In evaluating his claim, the appellate court noted that the record contains a proof of service reflecting the fact that J.P. was served a "Notice of Hearing" for the "First Amended Petition" and indicating that a true copy of the petition is attached. The court rejected J.P.'s allegation that, because the proof of service does not show a copy of the petition was served along with the notice of hearing, that it therefore cannot be assumed he was provided with a copy of the petition. The court further noted that, even if J.P. had not received a copy of the petition, such error would be harmless beyond a reasonable doubt since the social worker first confronted J.P. about the sexual abuse allegations more than a month before the juris/dispo hearing and that J.P. and his counsel therefore had ample notice to present any evidence to rebut them. Accordingly, the juvenile court's orders were affirmed.

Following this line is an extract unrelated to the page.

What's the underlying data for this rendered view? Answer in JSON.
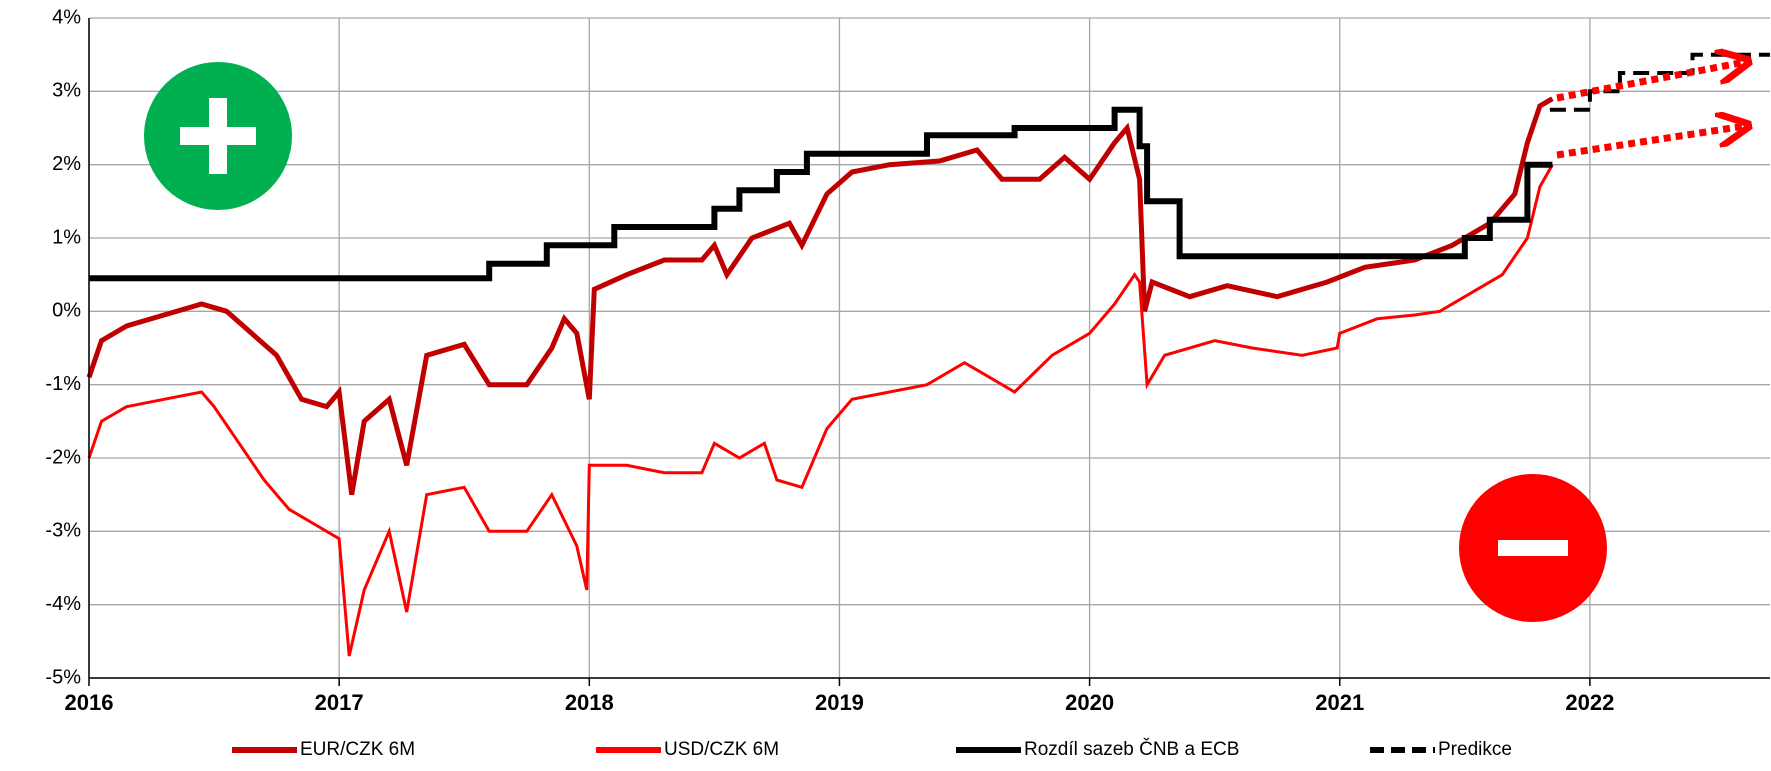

Opinion: B208090.PDF, B208090.DOC

In re M.K. (Unpub'd), No. A121833

M.K. was the subject of multiple dependency proceedings since his birth in 2002, the most recent of which began in January 2007 following Mother's hospitalization under 5150 W&IC. The petition filed by the agency alleged failure to protect and no provision for support, pursuant to section 300(b) and 300(g). The parties agreed to a jurisdiction/disposition order pursuant to which M.K. would remain in foster care and mother would be provided reunification services. After a succession of missed visits, suspected drug use and episodes of psychotic behavior on Mother's part, M.K.'s attorney filed an ex parte application asking the court to modify supervised visits and order mother to stay away from M.K.'s school, which was granted. At a contested 12-month review hearing in May, 2008, the court terminated reunification services, noting that mother failed to participate regularly in reunification services or to make substantial progress in her treatment programs, in particular she did not visit regularly or participate in mental health treatment. Mother appealed, arguing that reasonable reunification services were not offered or provided because the agency failed to require an appropriate mental health diagnosis and a workable plan for maintaining her mental health.

The appellate court noted that the issue in this case was simply that mother stopped visiting (in December 2007), stopped attending therapy and treatment (in January, 2008), and stopped complying with court-ordered drug tests (in October, 2007). Therefore, the appellate court reasoned, the issue was not that mother had not been offered appropriate services; rather, she had simply stopped participating in and complying with the case plan. The appellate courto also noted that "there is substantial evidence in the record that reasonable reunification services were provided or offered." Accordingly, the appeal was denied and the lower court's orders were affirmed.

Opinion: A121833.PDF, A121833.DOC

In re J.G. (Unpub'd), No. C059318

Appellants Scott G. (father) and Tamera G. (mother) appeal from an order of the juvenile court terminating parental rights over the minor, J. G. Appellants contend the juvenile court erred when it declined to apply the beneficial parent-child relationship exception of 266.26(c)(1)(B)(i). The appellate court found substantial evidence to support the juvenile court's conclusion that the beneficial relationship exception didn't apply, and affirmed the lower court's orders.